Following my recent busy July weekend, I am now on annual leave until the end of the month. For a variety of reasons, we’ve decided to have a stay-at-home holiday or ‘staycation’ as I gather Americans call it. For these next two weeks, we’ve written out a list of places in or around Prague that we either want to visit for the first time, or re-visit because we missed something previously, or because we want to go in summer having previously visited in another season.
On Tuesday 17th July, we visited Melník, a small town which lies around 35 km directly north of Prague at the confluence of the Vltava and Labe/Elbe rivers. Melník comes into the third category outlined in the previous paragraph as we had been there once previously at the beginning of January 2009. On that occasion, there was snow lying on the ground and the two main attractions were both closed! It was also a few weeks before I commenced writing this blog and some months before I bought my current camera, thus meaning I have no written or photographic record of that trip.
The historic centre of Melník is situated on the top of a hill overlooking the confluence of the two rivers with a steep drop down to the water’s edge. Right on top of the hill stand the two most significant buildings in the town – the Church of St. Peter and St. Paul with its tall tower, and ‘Zámek Melník‘, a Renaissance château belonging to the Lobkowicz family.
We drove to Melník and upon arrival, found a suitable parking spot for the car, and then walked into the centre of the town. We headed for the Church and Zámek, and just before reaching them, decided to have a late lunch at Restaurace U Rytiru, sitting under one of the red Budweiser umbrellas on the right in the photograph above.
Then it was off to see the somewhat macabre feature of the Church – the old crypt which is an ossuary containing the bones of more than 10,000 people, dug up to make room to bury plague victims in the sixteenth century. When the crypt, which had been previously walled up, was re-opened in the late nineteenth century during renovation work on the Church, a professor at Charles University in Prague undertook anthropological studies on the bones and arranged them into some interesting patterns including this cross.

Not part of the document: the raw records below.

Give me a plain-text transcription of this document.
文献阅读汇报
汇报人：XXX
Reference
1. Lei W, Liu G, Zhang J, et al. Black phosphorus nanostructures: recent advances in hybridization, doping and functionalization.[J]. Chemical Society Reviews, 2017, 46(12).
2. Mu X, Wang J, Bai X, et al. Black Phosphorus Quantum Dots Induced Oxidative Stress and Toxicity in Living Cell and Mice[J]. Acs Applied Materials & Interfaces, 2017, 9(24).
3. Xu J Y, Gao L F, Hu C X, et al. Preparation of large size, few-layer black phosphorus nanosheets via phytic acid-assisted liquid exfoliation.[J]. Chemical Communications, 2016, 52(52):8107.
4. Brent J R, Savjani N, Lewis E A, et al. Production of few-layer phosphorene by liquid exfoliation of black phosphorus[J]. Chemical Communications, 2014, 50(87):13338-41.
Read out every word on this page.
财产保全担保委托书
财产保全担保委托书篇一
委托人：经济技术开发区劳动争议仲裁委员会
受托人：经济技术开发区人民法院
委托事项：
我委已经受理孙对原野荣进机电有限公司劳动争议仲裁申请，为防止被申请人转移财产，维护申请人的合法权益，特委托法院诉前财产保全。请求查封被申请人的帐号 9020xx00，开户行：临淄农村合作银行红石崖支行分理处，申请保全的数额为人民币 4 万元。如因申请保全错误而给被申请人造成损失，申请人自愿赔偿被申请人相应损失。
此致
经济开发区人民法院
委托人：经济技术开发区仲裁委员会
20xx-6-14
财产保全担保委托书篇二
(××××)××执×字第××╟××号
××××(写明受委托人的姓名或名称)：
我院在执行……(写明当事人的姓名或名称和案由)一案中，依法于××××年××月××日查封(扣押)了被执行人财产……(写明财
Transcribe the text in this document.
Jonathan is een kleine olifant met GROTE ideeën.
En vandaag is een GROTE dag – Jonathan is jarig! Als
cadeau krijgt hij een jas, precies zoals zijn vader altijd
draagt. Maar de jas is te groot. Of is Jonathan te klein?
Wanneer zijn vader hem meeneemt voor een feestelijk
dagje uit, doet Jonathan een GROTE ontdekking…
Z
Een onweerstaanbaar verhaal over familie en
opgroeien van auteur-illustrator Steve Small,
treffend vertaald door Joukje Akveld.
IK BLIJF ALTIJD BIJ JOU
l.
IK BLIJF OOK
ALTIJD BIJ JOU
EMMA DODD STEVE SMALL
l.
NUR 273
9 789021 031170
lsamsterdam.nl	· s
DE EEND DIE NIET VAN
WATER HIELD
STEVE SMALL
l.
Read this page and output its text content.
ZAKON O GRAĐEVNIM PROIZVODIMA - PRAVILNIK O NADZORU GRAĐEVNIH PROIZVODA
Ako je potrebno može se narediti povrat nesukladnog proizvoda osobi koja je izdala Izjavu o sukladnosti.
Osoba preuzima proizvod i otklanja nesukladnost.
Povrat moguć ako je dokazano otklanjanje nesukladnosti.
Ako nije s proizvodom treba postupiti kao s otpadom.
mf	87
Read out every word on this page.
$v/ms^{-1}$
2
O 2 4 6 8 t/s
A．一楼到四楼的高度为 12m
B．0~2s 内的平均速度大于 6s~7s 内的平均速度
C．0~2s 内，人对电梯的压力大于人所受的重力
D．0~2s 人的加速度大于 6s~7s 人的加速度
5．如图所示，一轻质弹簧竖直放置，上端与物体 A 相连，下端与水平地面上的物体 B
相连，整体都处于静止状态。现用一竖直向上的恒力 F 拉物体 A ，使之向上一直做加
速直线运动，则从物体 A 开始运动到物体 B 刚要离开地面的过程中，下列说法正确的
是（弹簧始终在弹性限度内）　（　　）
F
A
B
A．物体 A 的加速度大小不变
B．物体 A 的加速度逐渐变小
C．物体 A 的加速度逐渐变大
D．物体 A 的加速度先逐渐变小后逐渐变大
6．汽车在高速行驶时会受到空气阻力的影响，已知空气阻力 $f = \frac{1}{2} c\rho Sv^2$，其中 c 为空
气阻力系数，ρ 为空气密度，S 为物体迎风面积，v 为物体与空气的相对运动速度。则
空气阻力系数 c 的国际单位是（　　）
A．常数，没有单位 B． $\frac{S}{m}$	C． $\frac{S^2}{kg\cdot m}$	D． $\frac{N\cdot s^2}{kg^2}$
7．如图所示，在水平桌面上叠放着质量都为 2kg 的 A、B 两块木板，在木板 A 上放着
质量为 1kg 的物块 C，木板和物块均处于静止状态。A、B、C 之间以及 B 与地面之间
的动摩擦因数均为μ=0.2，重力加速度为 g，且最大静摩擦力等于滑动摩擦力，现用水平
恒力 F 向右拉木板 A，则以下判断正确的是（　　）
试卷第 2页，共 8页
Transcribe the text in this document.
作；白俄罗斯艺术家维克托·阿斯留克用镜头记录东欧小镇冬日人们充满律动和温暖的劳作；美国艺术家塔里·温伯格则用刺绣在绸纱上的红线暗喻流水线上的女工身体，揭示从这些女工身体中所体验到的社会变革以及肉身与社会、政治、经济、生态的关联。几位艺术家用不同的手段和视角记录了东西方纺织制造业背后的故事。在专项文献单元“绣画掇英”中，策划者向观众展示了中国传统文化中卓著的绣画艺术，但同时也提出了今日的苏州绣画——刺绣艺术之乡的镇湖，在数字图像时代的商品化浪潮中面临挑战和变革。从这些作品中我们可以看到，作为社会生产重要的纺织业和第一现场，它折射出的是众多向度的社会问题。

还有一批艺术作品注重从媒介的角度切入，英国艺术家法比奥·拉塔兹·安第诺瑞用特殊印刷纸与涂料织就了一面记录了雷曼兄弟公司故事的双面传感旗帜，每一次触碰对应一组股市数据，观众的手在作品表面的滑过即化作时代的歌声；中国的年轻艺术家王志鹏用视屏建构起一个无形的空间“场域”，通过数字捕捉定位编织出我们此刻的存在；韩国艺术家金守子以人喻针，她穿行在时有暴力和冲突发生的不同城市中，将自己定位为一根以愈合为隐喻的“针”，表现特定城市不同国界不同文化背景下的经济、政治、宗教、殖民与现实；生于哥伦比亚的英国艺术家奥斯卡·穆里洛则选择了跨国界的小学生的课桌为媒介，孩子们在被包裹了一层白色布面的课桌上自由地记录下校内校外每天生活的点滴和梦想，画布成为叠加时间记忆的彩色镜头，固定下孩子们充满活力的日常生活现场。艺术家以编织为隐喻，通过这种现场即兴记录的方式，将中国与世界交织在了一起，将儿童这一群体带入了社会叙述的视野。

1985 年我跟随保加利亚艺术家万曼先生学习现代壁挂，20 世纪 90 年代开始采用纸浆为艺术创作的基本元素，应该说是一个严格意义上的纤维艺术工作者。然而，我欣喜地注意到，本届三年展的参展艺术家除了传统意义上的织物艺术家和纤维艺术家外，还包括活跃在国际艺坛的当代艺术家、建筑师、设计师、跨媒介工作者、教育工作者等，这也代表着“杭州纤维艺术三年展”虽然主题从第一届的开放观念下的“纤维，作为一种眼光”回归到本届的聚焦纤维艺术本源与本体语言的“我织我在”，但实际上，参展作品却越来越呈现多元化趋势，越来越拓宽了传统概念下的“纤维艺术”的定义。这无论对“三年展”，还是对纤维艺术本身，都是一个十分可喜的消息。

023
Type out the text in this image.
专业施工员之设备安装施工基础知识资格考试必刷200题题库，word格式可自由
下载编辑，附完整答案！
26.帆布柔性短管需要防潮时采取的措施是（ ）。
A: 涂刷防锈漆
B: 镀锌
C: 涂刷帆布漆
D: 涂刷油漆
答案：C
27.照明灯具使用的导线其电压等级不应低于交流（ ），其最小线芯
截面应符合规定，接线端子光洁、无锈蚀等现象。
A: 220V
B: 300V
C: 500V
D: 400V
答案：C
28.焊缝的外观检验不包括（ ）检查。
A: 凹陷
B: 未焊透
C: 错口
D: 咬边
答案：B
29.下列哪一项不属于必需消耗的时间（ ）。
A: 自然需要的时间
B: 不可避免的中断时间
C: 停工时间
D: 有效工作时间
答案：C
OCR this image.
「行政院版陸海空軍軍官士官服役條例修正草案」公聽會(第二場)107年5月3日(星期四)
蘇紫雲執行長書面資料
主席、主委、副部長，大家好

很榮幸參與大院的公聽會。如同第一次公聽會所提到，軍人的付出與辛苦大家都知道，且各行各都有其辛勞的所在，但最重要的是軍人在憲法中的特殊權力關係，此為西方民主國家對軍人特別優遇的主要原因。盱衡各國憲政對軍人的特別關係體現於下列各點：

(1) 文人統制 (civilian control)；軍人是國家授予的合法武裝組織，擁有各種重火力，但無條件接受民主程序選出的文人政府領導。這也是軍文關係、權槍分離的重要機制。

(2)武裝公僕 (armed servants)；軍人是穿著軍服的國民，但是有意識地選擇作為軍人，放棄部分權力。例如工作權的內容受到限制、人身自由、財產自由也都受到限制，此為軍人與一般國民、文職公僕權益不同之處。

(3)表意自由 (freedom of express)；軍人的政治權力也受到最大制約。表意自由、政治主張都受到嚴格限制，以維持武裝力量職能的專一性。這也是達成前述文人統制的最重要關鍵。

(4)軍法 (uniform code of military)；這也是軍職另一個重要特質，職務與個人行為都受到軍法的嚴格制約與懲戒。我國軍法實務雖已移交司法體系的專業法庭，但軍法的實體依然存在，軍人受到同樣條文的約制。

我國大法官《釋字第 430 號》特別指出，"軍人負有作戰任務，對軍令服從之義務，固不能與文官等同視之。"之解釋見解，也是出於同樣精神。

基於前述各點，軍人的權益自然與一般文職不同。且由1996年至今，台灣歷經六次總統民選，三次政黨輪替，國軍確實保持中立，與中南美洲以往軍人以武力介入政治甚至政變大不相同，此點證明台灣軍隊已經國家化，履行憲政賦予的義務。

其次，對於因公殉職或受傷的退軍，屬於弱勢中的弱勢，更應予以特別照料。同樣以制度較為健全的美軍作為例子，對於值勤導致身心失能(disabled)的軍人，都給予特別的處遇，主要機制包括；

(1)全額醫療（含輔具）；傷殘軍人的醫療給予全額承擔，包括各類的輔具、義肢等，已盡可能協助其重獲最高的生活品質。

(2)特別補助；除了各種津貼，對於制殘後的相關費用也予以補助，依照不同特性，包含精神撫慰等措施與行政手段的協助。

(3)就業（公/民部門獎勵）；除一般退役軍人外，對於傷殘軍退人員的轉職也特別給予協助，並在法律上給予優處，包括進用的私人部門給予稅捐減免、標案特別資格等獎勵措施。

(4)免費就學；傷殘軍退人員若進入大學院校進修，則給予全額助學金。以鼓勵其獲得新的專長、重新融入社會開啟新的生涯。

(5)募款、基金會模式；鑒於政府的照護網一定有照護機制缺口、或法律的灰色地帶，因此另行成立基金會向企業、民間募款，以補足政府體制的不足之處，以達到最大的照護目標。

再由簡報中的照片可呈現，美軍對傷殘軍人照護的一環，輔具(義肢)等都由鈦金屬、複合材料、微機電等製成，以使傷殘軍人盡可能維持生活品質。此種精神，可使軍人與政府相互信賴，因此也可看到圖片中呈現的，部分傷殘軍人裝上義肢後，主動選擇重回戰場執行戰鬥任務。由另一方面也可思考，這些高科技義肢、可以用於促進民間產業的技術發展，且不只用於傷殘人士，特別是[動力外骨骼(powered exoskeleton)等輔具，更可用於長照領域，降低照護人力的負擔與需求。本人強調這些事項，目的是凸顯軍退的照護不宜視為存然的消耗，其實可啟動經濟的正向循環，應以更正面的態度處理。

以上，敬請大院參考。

Walking between the Church and Zámek Melník, we reached a spot from where there is a wonderful view across the Central Bohemian countryside and, in the foreground, the confluence of the Vltava and Labe/Elbe rivers. A navigation channel and lock, built in the first decade of the twentieth century, allows boats to circumvent the first few unnavigable kilometres of the Vltava. The metal plaque shown below, explains which waterway is which!
We then headed for Zámek Melník, not least because of the onset of a very heavy thundery downpour! This photograph, taken in the courtyard of the Zámek, shows some of the sgraffito decoration on the exterior walls of the building.
There was also this sundial on one of the courtyard walls which was unfortunately rather redundant in view of the weather
We took a most enjoyable tour of the interior of the Zámek but, as is sadly now commonplace in many historic houses, no photography was allowed. However, we did appreciate being able to walk through the various rooms at our own pace, without an accompanying guide. As might be expected, there was a variety of antique furniture and historic paintings to observe. We particularly liked the intricate decoration of many of the ceilings.
Before the heavens opened once again, I did manage to get this photograph which shows the Church tower, together with the vines that grow on the steep slope below the Church and Zámek Melník. Most Czech wine is produced in Moravia but some excellent, mainly white wines, are also produced in Bohemia, particularly in and around Melník.
The vineyard below the Church and Zámek Melník can also be clearly seen in the photograph below which I took, soon after we set out on our journey back to Prague by a different route to the one by which we came.
PS Before anybody points it out, I do know that there should be a hácek above the ‘e’ in ‘Melník’, just as there should be one above the ‘c’ in ‘hácek’. But as I have previously explained, for technical reasons beyond my comprehension, if I put one in, it will appear as ‘M?lník’ and ‘há?ek’.